- Born: April 9, 1923 Long Beach, Washington, US
- Died: November 26, 1991 (aged 68)
- Education: Oregon State College University of California, Berkeley
- Partner: Paul Silva
- Scientific career
- Thesis: Studies in the Phacelia magellicanica complex (Hydrophyllaceae), with particular reference to the California members (1955)
- Author abbrev. (botany): Heckard

= Lawrence Ray Heckard =

American botanist (1923–1991)

Lawrence Ray Heckard (1923–1991) was an American botanist and curator of the Jepson Herbarium. He was an authority on the flora of California with a focus on the genus Phacelia.

==Biography==
Heckard was born in Long Beach, Washington on April 9, 1923. After serving in World War II, he earned his bachelor's degree in horticulture at Oregon State College in 1948. He finished his doctorate from the University of California, Berkeley in 1955. While at UC Berkeley, Heckard met his life partner Paul Silva.

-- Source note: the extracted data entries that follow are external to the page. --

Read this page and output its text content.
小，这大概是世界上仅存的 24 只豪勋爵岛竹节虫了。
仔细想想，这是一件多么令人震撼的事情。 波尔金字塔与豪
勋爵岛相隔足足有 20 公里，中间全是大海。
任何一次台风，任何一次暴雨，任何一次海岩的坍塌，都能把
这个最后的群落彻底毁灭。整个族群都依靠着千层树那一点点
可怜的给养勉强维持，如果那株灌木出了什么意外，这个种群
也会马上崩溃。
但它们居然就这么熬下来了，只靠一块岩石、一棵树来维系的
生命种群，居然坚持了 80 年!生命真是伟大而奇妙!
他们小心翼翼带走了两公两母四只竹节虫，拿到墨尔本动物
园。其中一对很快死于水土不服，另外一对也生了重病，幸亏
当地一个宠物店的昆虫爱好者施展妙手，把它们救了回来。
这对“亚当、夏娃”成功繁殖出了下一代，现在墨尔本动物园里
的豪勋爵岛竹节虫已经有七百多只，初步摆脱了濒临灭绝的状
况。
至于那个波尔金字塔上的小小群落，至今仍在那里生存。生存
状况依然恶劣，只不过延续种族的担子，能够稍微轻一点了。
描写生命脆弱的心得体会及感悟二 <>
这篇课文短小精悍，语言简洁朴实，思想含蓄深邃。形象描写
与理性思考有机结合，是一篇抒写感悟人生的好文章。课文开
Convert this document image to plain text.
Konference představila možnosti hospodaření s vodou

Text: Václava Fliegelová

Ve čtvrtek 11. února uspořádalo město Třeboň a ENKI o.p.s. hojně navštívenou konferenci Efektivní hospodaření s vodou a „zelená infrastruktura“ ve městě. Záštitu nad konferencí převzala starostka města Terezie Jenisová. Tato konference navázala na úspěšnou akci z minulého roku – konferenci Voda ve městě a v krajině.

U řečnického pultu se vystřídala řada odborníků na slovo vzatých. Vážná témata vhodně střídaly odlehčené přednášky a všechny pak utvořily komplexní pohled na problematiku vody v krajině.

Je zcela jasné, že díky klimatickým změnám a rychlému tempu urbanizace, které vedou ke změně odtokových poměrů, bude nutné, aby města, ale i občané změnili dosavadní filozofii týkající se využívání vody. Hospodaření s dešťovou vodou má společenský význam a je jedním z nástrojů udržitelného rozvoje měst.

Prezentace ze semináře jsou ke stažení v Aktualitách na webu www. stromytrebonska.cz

In 1960, Heckard was named assistant curator at the Jepson Herbarium. Here, he worked to revise The Jepson Manual. He also served as chairman to the American Society of Plant Taxonomists from 1961-1966, president of the California Botanical Society in 1971, and director of the California Native Plant Society.

Heckard died of AIDS-related causes on November 26, 1991. The 1993 revision of The Jepson Manual was dedicated to him.